Babies

I Let Go Of My Elaborate Writing Routine

The short reason: I had twins.

by Susannah Cahalan
Updated: 
Originally Published: 
writing materials, including pen, typewriter, and quill
Blanchi Costela, sundown001, Peter Dazeley, Astrakan Images, Yulia Reznikov/Getty Images

I’ve written three books, and yet writing has never come easily. I agonize over the chasm between what is in my mind and what comes through my fingers. It makes me nervous and doubtful and neurotic about everything — even my hair, which, as far as I can tell, has nothing to do with writing. When working on my first book, I didn’t visit a salon for eight months. The second one kept me away from scissors and dye for two-and-a-half years until my feral hair fell down my back and my dark roots crept past my ears.

My hair doesn’t confer Samson-esque powers of clarity and precision to my writing, so why do I do this? It may come from a bit of superstitious sportsmanship, like the baseball player’s refusal to change socks during a season. It may also be a reaction to the terror of the blank page. Or it’s a way to wrest control and punish myself a smidge.

Deeper into the freewheeling research phase, the landscape shifts and fear sets in. I set earlier and earlier alarms on my phone until I get to 4:30 a.m., which gives me the time I need to get my butt in the seat at my self-flagellating “magical writing hour”: 5:30 a.m. And since I’m not a morning person, I’ve had to test out a variety of torture devices to get myself out of bed: light emitting alarm clocks, vibrations, freezing cold showers, nap schedules inspired by Tim Ferriss’ 4-Hour Body. At one point I tried to sleep only in four-hour increments to get me to the magic multiple times a day. It didn’t go well.

I’ve even used psy-op techniques to torment myself to write. During my second book, I woke up every morning to Wings’ “Let ’Em In.” After months of this, I grew to hate the opening so intensely that I would fly out of bed before McCartney dropped in with, “Someone’s knocking at the door…” So that actually worked.

I tried to train my brain to reach what Cal Newport deems “deep work” mode (part of the ritual is reading lots of tech bro self-help books). Meditation. Breathwork. Prayer. Morning pages. Writing talismans (a cup of dried lavender, a lit candle, my favorite writing book The Modern Library Writer’s Workshop, certain jewelry that shifts with each project, a specific hair clip), mushroom powders, crystals, the list goes on. I started a matcha latte routine during my second book. The specific brewing temperatures, the sifting, whisking, steaming — all for one cup of mildly unpleasant green tea — seemed to be a perfect metaphor for the day ahead.

I haven’t even gotten to the writing part yet.
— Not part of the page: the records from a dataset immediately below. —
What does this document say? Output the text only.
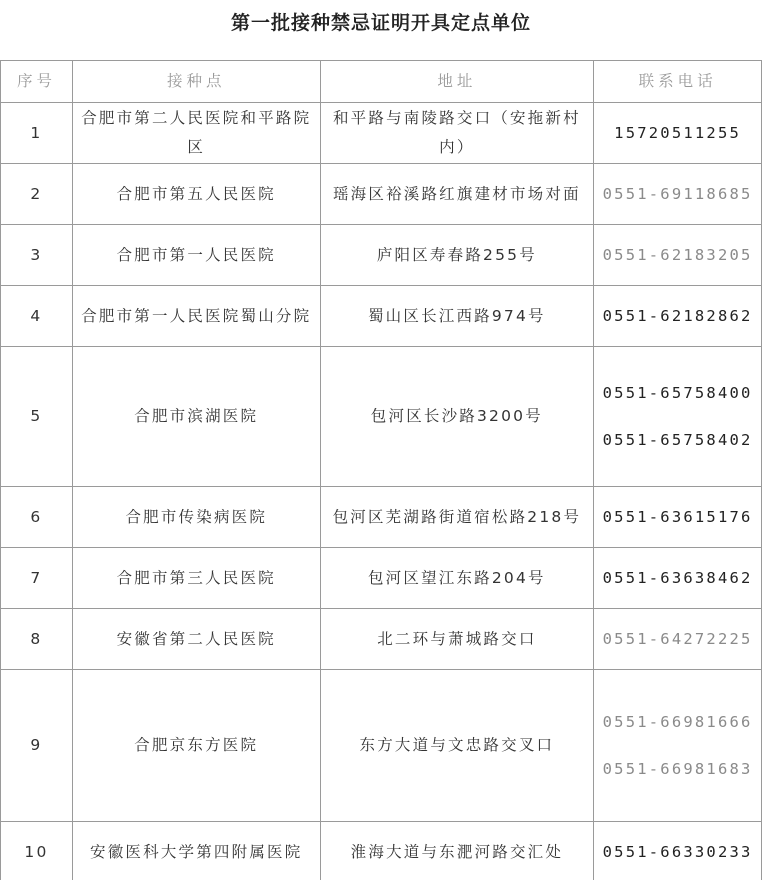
第一批接种禁忌证明开具定点单位
序号	接种点	地址	联系电话
1	合肥市第二人民医院和平路院区	和平路与南陵路交口（安拖新村内）	15720511255

2	合肥市第五人民医院	瑶海区裕溪路红旗建材市场对面	0551-69118685

3	合肥市第一人民医院	庐阳区寿春路255号	0551-62183205

4	合肥市第一人民医院蜀山分院	蜀山区长江西路974号	0551-62182862

5	合肥市滨湖医院	包河区长沙路3200号	0551-65758400
0551-65758402

6	合肥市传染病医院	包河区芜湖路街道宿松路218号	0551-63615176

7	合肥市第三人民医院	包河区望江东路204号	0551-63638462

8	安徽省第二人民医院	北二环与萧城路交口	0551-64272225

9	合肥京东方医院	东方大道与文忠路交叉口	0551-66981666
0551-66981683

10	安徽医科大学第四附属医院	淮海大道与东淝河路交汇处	0551-66330233
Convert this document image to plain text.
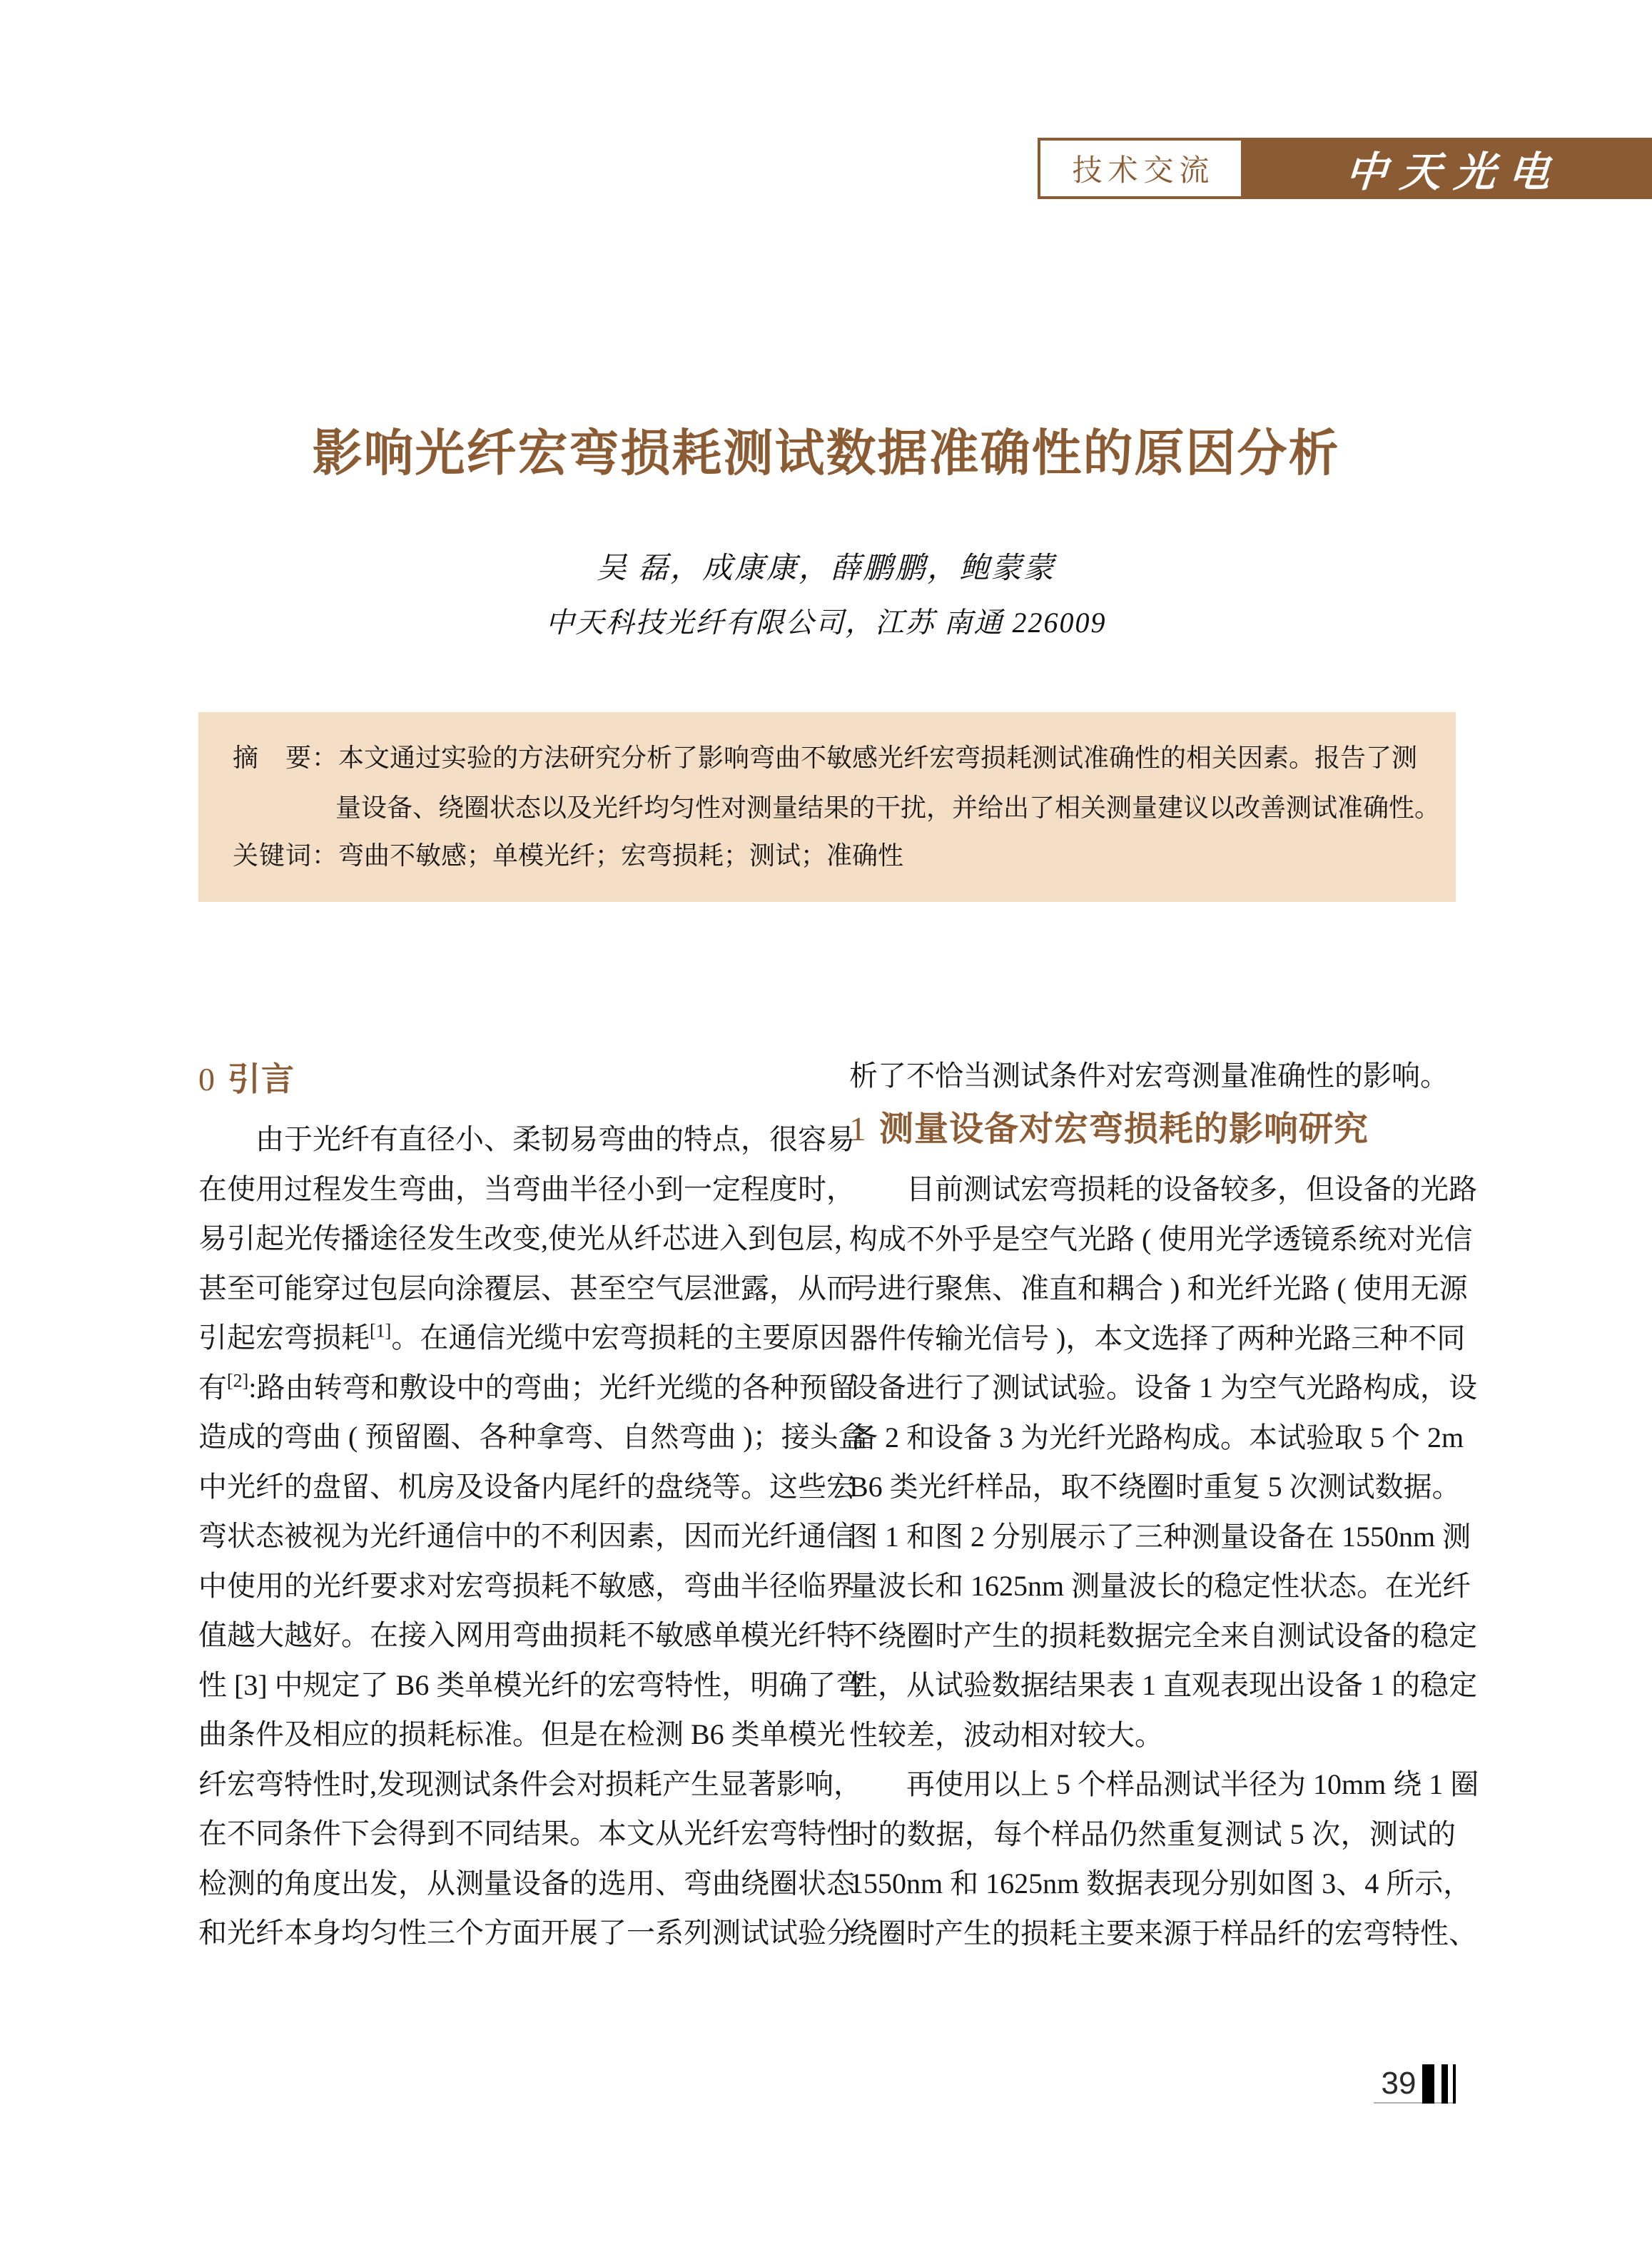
技术交流	中天光电
影响光纤宏弯损耗测试数据准确性的原因分析
吴 磊，成康康，薛鹏鹏，鲍蒙蒙
中天科技光纤有限公司，江苏 南通 226009
摘　要：本文通过实验的方法研究分析了影响弯曲不敏感光纤宏弯损耗测试准确性的相关因素。报告了测
量设备、绕圈状态以及光纤均匀性对测量结果的干扰，并给出了相关测量建议以改善测试准确性。
关键词：弯曲不敏感；单模光纤；宏弯损耗；测试；准确性
0 引言
1 测量设备对宏弯损耗的影响研究
由于光纤有直径小、柔韧易弯曲的特点，很容易
在使用过程发生弯曲，当弯曲半径小到一定程度时，
易引起光传播途径发生改变,使光从纤芯进入到包层，
甚至可能穿过包层向涂覆层、甚至空气层泄露，从而
引起宏弯损耗[1]。在通信光缆中宏弯损耗的主要原因
有[2]:路由转弯和敷设中的弯曲；光纤光缆的各种预留
造成的弯曲 ( 预留圈、各种拿弯、自然弯曲 )；接头盒
中光纤的盘留、机房及设备内尾纤的盘绕等。这些宏
弯状态被视为光纤通信中的不利因素，因而光纤通信
中使用的光纤要求对宏弯损耗不敏感，弯曲半径临界
值越大越好。在接入网用弯曲损耗不敏感单模光纤特
性 [3] 中规定了 B6 类单模光纤的宏弯特性，明确了弯
曲条件及相应的损耗标准。但是在检测 B6 类单模光
纤宏弯特性时,发现测试条件会对损耗产生显著影响，
在不同条件下会得到不同结果。本文从光纤宏弯特性
检测的角度出发，从测量设备的选用、弯曲绕圈状态
和光纤本身均匀性三个方面开展了一系列测试试验分
析了不恰当测试条件对宏弯测量准确性的影响。
目前测试宏弯损耗的设备较多，但设备的光路
构成不外乎是空气光路 ( 使用光学透镜系统对光信
号进行聚焦、准直和耦合 ) 和光纤光路 ( 使用无源
器件传输光信号 )，本文选择了两种光路三种不同
设备进行了测试试验。设备 1 为空气光路构成，设
备 2 和设备 3 为光纤光路构成。本试验取 5 个 2m
B6 类光纤样品，取不绕圈时重复 5 次测试数据。
图 1 和图 2 分别展示了三种测量设备在 1550nm 测
量波长和 1625nm 测量波长的稳定性状态。在光纤
不绕圈时产生的损耗数据完全来自测试设备的稳定
性，从试验数据结果表 1 直观表现出设备 1 的稳定
性较差，波动相对较大。
再使用以上 5 个样品测试半径为 10mm 绕 1 圈
时的数据，每个样品仍然重复测试 5 次，测试的
1550nm 和 1625nm 数据表现分别如图 3、4 所示，
绕圈时产生的损耗主要来源于样品纤的宏弯特性、
39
I used Freedom to keep myself from losing time (and then learned how to turn it off, which required another app), Tabata timers to schedule writing blocks, various writing programs for different stages and then ultimately pasting it all into Word and messing with the formatting. I write multiple outlines before I started writing, drafts before I got a complete “first draft,” and dozens of edits before I share with anyone. I won’t bore you with the nitty-gritty. It’s all so self-indulgent.

And then, two years ago, I had twins. Any notion of maintaining a ritual — let alone contorting my life around writing — evaporated; my “ritual” revolves around survival now. When they were 2 months old, I got my edits back on my second book. I snuck away at 9 a.m. after their babysitter arrived, hauled ass to a study space that had the charm of a Staples, where my breast would leak and I would cry, and then returned home to turn back into a mother. No Tabata timers. No matcha lattes. My hair was a mess not because of some superstition and asceticism, but because I had no time. Somehow, I managed to complete the edits in an out-of-body state.

A year later, right at the start of the pandemic, when my kids were beginning to walk, I took on a ghostwriting gig. Now even the writing space was closed, leaving me without child care, only a bed, a lap desk, and crying kids on the other side of a closed door. I stole away any time that was open — during naps and Sesame Street marathons — and finished the book in three months.

I want to say that completing that book so fast proves that I don’t need the other stuff. I want to say that I’ve turned a corner and dropped the vestiges of self-negation and anxiety at the door. That I cut my hair now when I want and wake up at reasonable hours and drink coffee from a Mr. Coffee. I want to say that.

The reality is that I feel lost without those rules and practices. I feel chaotic, undisciplined, vulnerable to the whims of the writing gods, who just might take any ability I have away. I realize how strange this all sounds. But I’m writing this as I’m embarking on a new book — right in the thick of the research stage — and already I have the strong urge to make an appointment with my hairdresser. I have a feeling I won’t be back again for a while.